Ne niant pas le droit à la liberté d’expression, les tenants de la procédure disciplinaire contre Koné – le Conseil supérieur de la magistrature et le ministre de la Justice du gouvernement de transition – brandissent le statut de magistrat qui proscrirait, selon eux, des « sorties médiatiques intempestives » considérées, dès lors, comme des « fautes professionnelles, disciplinaires ou pénales ». L’avocat du radié, maître Kassoum Tapo, tente de contredire cette analyse : « Le statut de magistrat interdit à mon client d’être membre d’un parti politique ou de collecter des fonds pour un parti politique, mais il ne lui impose pas de vivre en dehors de la société sans exprimer de convictions. »

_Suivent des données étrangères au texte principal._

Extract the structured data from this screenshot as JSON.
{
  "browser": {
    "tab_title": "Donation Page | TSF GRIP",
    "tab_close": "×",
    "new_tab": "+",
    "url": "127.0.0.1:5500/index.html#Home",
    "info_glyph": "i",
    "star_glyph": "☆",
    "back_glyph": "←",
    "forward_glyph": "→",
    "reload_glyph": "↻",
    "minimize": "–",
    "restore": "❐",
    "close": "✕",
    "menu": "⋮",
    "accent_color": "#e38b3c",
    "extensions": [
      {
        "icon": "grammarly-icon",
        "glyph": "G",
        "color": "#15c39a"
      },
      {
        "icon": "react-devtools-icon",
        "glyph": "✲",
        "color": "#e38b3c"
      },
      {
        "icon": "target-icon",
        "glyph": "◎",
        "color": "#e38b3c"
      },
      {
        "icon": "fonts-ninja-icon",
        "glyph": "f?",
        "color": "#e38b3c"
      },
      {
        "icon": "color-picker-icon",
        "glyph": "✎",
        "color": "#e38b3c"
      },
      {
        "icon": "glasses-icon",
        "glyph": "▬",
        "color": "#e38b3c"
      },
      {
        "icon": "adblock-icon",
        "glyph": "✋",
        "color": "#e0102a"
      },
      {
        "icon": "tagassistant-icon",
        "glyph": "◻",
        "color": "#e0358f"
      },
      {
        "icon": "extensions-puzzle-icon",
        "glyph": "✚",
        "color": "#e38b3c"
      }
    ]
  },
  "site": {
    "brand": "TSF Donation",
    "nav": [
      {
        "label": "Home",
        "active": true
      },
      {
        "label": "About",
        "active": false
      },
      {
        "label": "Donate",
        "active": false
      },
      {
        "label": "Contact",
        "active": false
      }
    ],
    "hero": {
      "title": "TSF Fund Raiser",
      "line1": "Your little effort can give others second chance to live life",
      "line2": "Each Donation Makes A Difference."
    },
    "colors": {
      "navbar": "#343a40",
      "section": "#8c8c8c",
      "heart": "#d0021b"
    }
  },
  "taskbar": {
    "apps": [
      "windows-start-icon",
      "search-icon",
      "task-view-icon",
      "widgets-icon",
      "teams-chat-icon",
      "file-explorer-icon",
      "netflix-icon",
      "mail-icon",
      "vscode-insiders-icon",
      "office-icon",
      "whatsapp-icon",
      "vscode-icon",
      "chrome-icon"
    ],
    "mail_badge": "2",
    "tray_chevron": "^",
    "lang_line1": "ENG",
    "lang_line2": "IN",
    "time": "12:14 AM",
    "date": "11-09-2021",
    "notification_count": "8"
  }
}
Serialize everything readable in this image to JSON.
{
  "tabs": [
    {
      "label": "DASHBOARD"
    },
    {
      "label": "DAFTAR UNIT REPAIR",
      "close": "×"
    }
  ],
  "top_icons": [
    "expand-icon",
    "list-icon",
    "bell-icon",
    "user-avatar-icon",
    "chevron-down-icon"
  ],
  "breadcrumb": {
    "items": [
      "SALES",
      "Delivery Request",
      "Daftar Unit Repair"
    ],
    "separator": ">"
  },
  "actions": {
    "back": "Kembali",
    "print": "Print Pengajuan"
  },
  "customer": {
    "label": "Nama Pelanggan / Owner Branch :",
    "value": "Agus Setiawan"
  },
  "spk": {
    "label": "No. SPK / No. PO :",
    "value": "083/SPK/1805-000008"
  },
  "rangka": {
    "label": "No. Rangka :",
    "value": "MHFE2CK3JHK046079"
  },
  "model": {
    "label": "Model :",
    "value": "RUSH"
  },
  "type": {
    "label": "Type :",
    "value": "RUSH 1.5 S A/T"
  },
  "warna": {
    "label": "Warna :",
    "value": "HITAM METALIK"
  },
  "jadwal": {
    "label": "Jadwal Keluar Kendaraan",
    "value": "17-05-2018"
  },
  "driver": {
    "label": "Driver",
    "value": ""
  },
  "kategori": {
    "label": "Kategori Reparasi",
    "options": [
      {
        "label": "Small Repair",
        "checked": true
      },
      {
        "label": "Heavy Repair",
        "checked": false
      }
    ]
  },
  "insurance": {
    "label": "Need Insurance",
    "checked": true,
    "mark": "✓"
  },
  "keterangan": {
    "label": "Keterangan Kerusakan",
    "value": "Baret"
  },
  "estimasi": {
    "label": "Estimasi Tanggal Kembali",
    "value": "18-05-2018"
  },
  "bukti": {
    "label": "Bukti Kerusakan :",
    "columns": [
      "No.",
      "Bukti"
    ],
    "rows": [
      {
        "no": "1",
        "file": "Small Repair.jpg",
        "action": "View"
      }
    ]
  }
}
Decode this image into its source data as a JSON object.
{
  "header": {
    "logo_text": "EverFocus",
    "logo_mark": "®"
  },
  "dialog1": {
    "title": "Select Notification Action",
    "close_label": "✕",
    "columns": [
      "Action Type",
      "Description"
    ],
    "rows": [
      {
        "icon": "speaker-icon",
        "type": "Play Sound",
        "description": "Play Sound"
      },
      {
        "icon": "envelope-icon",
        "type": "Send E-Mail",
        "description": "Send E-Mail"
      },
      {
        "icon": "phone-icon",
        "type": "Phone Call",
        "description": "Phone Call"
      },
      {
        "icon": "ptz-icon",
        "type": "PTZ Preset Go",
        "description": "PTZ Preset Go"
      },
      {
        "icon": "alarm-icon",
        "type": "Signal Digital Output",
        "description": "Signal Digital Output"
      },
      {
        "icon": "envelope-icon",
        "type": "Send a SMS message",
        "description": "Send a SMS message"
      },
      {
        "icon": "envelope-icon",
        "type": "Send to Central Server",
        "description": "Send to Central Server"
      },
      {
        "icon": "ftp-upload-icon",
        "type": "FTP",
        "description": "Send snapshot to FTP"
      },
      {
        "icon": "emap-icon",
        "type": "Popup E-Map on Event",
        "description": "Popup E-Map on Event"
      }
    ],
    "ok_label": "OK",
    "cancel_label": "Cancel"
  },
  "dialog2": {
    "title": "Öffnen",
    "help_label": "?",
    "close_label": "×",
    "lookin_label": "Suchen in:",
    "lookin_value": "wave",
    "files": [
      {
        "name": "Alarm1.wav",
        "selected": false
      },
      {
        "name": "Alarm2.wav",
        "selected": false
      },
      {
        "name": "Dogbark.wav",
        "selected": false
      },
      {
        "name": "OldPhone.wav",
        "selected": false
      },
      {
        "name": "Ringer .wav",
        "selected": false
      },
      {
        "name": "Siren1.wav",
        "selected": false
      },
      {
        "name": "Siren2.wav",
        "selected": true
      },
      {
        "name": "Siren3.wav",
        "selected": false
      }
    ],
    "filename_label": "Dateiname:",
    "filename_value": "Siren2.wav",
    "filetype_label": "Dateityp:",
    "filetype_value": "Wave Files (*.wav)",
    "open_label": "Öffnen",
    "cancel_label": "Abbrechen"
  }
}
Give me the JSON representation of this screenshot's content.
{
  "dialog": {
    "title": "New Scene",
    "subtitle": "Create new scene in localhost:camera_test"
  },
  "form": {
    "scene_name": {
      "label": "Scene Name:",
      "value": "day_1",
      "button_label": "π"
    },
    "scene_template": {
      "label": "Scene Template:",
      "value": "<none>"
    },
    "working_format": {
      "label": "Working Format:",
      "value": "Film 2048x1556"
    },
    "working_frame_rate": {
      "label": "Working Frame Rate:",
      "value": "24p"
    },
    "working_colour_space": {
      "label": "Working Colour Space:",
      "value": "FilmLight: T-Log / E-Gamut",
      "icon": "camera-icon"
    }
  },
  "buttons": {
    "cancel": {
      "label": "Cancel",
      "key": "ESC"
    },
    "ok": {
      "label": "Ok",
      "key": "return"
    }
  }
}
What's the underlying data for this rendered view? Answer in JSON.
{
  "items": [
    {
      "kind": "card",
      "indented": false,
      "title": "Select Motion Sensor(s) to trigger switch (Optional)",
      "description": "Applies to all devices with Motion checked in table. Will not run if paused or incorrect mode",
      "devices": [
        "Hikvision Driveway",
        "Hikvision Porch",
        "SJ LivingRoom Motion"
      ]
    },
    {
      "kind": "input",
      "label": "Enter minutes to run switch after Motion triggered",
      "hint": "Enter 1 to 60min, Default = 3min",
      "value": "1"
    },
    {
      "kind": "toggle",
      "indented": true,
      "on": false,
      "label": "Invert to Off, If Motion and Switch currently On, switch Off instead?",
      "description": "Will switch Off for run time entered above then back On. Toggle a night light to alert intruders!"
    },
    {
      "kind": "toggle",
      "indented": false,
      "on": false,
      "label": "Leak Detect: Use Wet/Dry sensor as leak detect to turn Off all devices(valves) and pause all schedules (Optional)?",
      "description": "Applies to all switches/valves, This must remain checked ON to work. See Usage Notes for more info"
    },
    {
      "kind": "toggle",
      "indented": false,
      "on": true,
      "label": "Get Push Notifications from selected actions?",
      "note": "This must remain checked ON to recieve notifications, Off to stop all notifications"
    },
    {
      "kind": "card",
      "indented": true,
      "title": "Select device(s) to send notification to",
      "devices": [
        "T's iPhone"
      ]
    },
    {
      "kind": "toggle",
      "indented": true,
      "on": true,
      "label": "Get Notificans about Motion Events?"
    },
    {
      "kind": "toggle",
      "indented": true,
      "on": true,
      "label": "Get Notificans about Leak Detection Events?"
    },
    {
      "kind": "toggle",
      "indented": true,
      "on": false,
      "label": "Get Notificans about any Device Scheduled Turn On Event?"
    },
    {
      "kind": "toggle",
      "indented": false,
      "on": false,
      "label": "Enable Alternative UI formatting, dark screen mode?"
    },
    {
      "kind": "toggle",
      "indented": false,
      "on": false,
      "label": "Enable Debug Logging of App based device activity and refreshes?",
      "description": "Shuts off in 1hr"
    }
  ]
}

Bras de fer devant la Cour suprême ?
Par ailleurs, le conseil de Cheick Mohamed Chérif Koné regrette que n’ait pas été prise en compte la dénonciation de possibles irrégularités de procédure notamment liées à la composition du conseil de discipline, à l’affectation de son client au moment des faits reprochés et au présumé anachronisme de certaines dispositions retenues avec la promulgation récente d’une nouvelle Constitution. Le Conseil supérieur de la magistrature semble avoir fait fi de ces considérations techniques…
S’agit-il donc d’un « procès politique (…) prémédité », comme le murmurent les partisans de Koné ? Il est clair que le magistrat radié s’est tôt affiché comme un frondeur, à l’égard du régime “transitionnaire” d’Assimi Goïta. Dans le cadre de l’Association malienne des procureurs et poursuivants (AMPP), de la Référence syndicale des magistrats (Refsyma) ou de la plateforme de l’Appel du 20 février 2023, il n’a eu de cesse de dénoncer une manipulation de la justice malienne par les tenants du pouvoir. En septembre 2021, il avait déjà été démis de ses fonctions de Premier avocat à la Cour suprême du Mali.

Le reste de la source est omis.